L’onere di provare la sussistenza dei presupposti soggettivi ed oggettivi richiesti per godere dell’esenzione di cui al D.P.R. 26 ottobre 1972, n. 633, art. 10, n. 18, (relativo a prestazioni mediche e paramediche) grava sul contribuente, con la conseguenza che, se non viene fornita tale prova, i corrispettivi accertati devono ritenersi relativi ad operazioni imponibili (Cass., Sez. 5, 10 dicembre 2008, n. 28946; Cass., Sez. 5, 19 gennaio 2011, n. Cass., Sez. 5, 6 agosto 2014, n. 17656; Cass., Sez. 6-5, 24 giugno 2015, n. 13138; Cass., Sez. 5, 12 ottobre 2018, n. 25440).
La Corte di Giustizia dell’Unione Europea e il concetto di scopo terapeutico del trattamento estetico
La Corte UE ha precisato che le prestazioni di servizi consistenti in operazioni di chirurgia estetica e in trattamenti di carattere estetico, sono esenti quando:
– rientrano nelle nozioni di “cure mediche” o di “prestazioni mediche (alla persona)” con lo scopo di diagnosticare, curare o guarire malattie o problemi di salute o di tutelare, mantenere o ristabilire la salute delle persone;
– le circostanze che tali prestazioni siano fornite o effettuate da un appartenente al corpo medico abilitato, oppure che lo scopo di tali prestazioni sia determinato da un professionista siffatto, sono idonee a influire sulla questione se rientrino nelle nozioni di “cure mediche” o di “prestazioni mediche (alla persona)”;
– le semplici convinzioni soggettive che sorgono nella mente della persona, che si sottopone a un intervento di carattere estetico, non sono determinanti ai fini della valutazione della questione se tale intervento abbia scopo terapeutico.
Pertanto, l’onere di provare la destinazione dei trattamenti di chirurgia estetica alla diagnosi, alla cura o alla guarigione di malattie o problemi di salute, ai fini dell’esenzione da IVA, grava a carico del sanitario che esegue le relative prestazioni.
Conclusioni
Il quadro interpretativo è oramai pacifico, sia per la giurisprudenza europea che nazionale (da ultimo Cassazione n.26906/2022 e CT Rimini 195/2/2022).

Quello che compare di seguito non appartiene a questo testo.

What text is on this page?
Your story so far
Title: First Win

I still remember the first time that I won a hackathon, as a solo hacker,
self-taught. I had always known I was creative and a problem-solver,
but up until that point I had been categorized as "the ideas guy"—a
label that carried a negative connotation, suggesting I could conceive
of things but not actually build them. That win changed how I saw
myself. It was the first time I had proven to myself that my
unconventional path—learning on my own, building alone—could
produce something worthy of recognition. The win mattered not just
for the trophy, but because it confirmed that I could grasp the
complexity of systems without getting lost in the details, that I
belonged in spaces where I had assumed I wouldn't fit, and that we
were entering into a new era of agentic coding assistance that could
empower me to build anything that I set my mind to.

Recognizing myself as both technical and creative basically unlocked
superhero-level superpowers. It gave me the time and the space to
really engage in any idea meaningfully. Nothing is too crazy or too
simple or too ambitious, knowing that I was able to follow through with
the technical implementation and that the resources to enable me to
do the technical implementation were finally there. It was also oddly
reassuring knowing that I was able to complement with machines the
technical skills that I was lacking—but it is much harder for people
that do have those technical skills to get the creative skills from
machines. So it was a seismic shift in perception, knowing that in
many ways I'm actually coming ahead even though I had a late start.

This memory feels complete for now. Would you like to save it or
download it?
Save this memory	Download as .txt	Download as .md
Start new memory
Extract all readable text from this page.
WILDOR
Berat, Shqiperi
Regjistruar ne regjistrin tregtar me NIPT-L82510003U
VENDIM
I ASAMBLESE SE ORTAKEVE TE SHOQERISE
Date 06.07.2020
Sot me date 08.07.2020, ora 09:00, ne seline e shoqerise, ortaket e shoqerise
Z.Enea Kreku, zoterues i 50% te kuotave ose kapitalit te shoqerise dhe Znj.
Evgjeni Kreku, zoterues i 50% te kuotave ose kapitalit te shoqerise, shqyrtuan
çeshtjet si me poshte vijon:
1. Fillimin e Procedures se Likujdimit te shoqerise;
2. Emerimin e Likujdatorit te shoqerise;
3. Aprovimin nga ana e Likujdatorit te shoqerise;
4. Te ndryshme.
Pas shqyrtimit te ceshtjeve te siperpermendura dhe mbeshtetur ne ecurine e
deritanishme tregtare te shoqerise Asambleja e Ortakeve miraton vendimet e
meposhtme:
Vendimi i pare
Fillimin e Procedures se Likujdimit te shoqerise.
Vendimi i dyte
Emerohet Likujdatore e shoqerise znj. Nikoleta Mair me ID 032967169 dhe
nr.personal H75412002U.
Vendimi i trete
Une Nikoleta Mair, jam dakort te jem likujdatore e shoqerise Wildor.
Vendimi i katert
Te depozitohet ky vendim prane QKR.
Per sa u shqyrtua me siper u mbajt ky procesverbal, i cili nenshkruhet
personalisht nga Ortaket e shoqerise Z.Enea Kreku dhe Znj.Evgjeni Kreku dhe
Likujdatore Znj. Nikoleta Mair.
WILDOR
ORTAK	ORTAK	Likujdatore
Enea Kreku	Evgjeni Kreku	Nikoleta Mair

Così come è pacifico che sia onere del contribuente/professionista sanitario provare che i trattamenti di chirurgia estetica siano destinati alla diagnosi, alla cura o alla guarigione di malattie o problemi di salute dei pazienti, presupposto necessario per l’esenzione Iva.
Tutte le esenzioni, di regola, devono essere interpretate restrittivamente, dato che costituiscono una deroga al principio generale secondo il quale l’Iva è riscossa per ogni prestazione di servizi effettuata, a titolo oneroso, da un soggetto passivo.
Come fare per avere l’esenzione Iva senza problemi
Il sanitario, in qualità di contribuente, deve produrre e conservare tutta la documentazione (fatture, schede cliniche, eccetera) che consenta di stabilire la finalità terapeutica dei trattamenti rispetto alle patologie diagnosticate (meglio evitare le diagnosi generiche).
Una documentazione incongruente e contraddittoria, dalla quale, a fronte del medesimo trattamento, risulta applicata ora l’esenzione, ora l’Iva, è alla base della maggior parte dei contenziosi con l’Agenzia delle entrate.
La documentazione idonea a dimostrare la sussistenza dei requisiti per l’esenzione deve, invece, dimostrare le ragioni per le quali il trattamento si possa considerare terapeutico, perché è questo il punto nodale decisivo nell’assolvimento dell’onere probatorio.
Se non viene fornita tale prova, i corrispettivi accertati devono ritenersi relativi a operazioni imponibili (Cassazione 25440/2018).